How to cite this URL:
Doiphode AM, Hegde P, Mahindra U, Santhosh Kumar S M, Tenglikar PD, Tripathi V. Evaluation of the efficacy of platelet-rich plasma and platelet-rich fibrin in alveolar defects after removal of impacted bilateral mandibular third molars. J Int Soc Prevent Communit Dent [serial online] 2016 [cited 2020 Oct 31];6, Suppl S1:47-52. Available from: https://www.jispcd.org/text.asp?2016/6/7/47/181167



   Introduction Top


Healing is the process of cure and restoring of integrity of injured tissues. During wound healing, cells communicate with each other through the use of specific molecules that are usually proteins. Proteins that are used for cellular communications are called "cytokines." Growth factors are a subclass of cytokines that specifically stimulates the proliferation of cells. [1] A platelet present in blood of mammals is important for its role in blood coagulation. Platelets activated by the coagulation cascade particularly thrombin and sub endothelial collagen; release a number of growth factors from their alpha granules into the wound site. These factors can activate the proliferation and differentiation of the local osteoprogenitor cells into bone forming cells leading to the formation of new bone matrix and mineralization. [2]
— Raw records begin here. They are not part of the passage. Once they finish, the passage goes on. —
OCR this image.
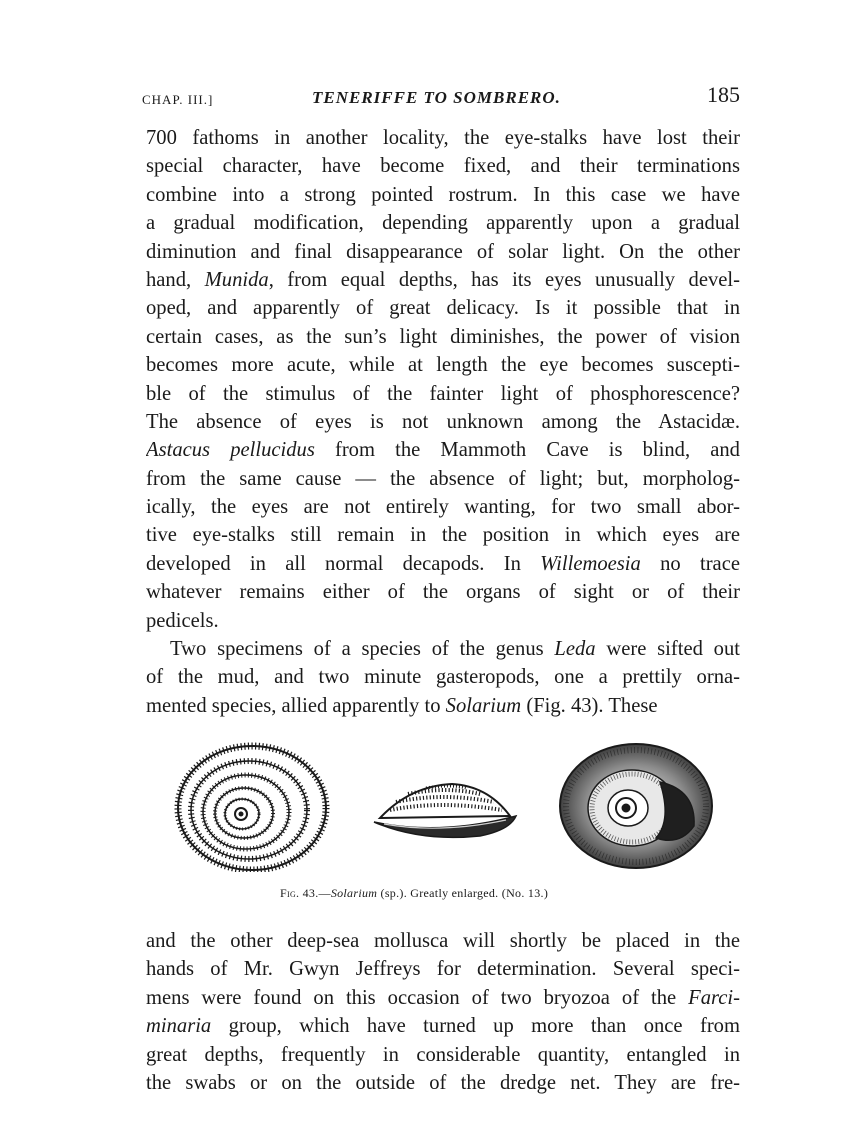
CHAP. III.]	TENERIFFE TO SOMBRERO.	185
700 fathoms in another locality, the eye-stalks have lost their
special character, have become fixed, and their terminations
combine into a strong pointed rostrum. In this case we have
a gradual modification, depending apparently upon a gradual
diminution and final disappearance of solar light. On the other
hand, Munida, from equal depths, has its eyes unusually devel-
oped, and apparently of great delicacy. Is it possible that in
certain cases, as the sun’s light diminishes, the power of vision
becomes more acute, while at length the eye becomes suscepti-
ble of the stimulus of the fainter light of phosphorescence?
The absence of eyes is not unknown among the Astacidæ.
Astacus pellucidus from the Mammoth Cave is blind, and
from the same cause — the absence of light; but, morpholog-
ically, the eyes are not entirely wanting, for two small abor-
tive eye-stalks still remain in the position in which eyes are
developed in all normal decapods. In Willemoesia no trace
whatever remains either of the organs of sight or of their
pedicels.
Two specimens of a species of the genus Leda were sifted out
of the mud, and two minute gasteropods, one a prettily orna-
mented species, allied apparently to Solarium (Fig. 43). These
Fig. 43.—Solarium (sp.). Greatly enlarged. (No. 13.)
and the other deep-sea mollusca will shortly be placed in the
hands of Mr. Gwyn Jeffreys for determination. Several speci-
mens were found on this occasion of two bryozoa of the Farci-
minaria group, which have turned up more than once from
great depths, frequently in considerable quantity, entangled in
the swabs or on the outside of the dredge net. They are fre-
Platelet-rich plasma (PRP) is an autologous concentrate of platelets suspended in plasma. It is a proven source of growth factors such as platelet-derived growth factors (PDGFs) and transforming growth factor-beta 1 and 2; vascular endothelial growth factors positively influence repair and regeneration of tissues. [3] By combining with calcium chloride and thrombin, PRP releases these growth factors. PRP gel also contains a native concentration of fibrinogen. As a result of its fibrin content, PRP gel permits stabilized coagulation of blood thereby favoring regeneration of the osseous defects particularly in the early stage. [4]

Soft tissue healing is also substantially improved through the application of PRP, by increasing collagen content and regulating key cellular processes, such as mitosis, cell differentiation, and metabolism. [5] Preparation of PRP includes two stages of preparation and biochemical handling of blood. Whereas, platelet rich fibrin (PRF) - is a second generation platelet concentrate having several advantages over PRP; such as, ease of preparation and lack of biochemical handling of blood, which makes this preparation strictly autologous. [6]

PRF is a leukocyte and PRF biomaterial with a specific composition and three-dimensional architecture. PRF has a dense fibrin network with leukocytes, cytokines, structural glycoproteins and also growth factors. Leukocytes that are concentrated in PRF scaffold play an important role in growth factor release, immune regulation, anti-infectious activities, and matrix remodeling during wound healing. The slow polymerization mode of PRF and cicatricial capacity creates a physiologic architecture favorable for wound healing. [7] Kulkarni et al. (2014) stated that PRF is an excellent material for enhancing wound healing. The use of PRF dressings may be a simple and effective method of reducing the morbidity associated with donor sites of autogenous free gingival grafts. [8] Yelamali and Saikrishna found better and faster wound healing and bone formation with PRF, and also he stated preparation of PRF is simpler than PRP. [9]


   Materials And Methods Top


This study was undertaken at the Department of Oral and Maxillofacial Surgery, after obtaining ethical clearance. Thirty patients having bilateral mandibular third molar impaction (fully/partially erupted with all type of angulations) in both male and female aged between 18 and 30 years were included in the present study with an informed consent and were divided into two groups. Each group consists of 15 patients.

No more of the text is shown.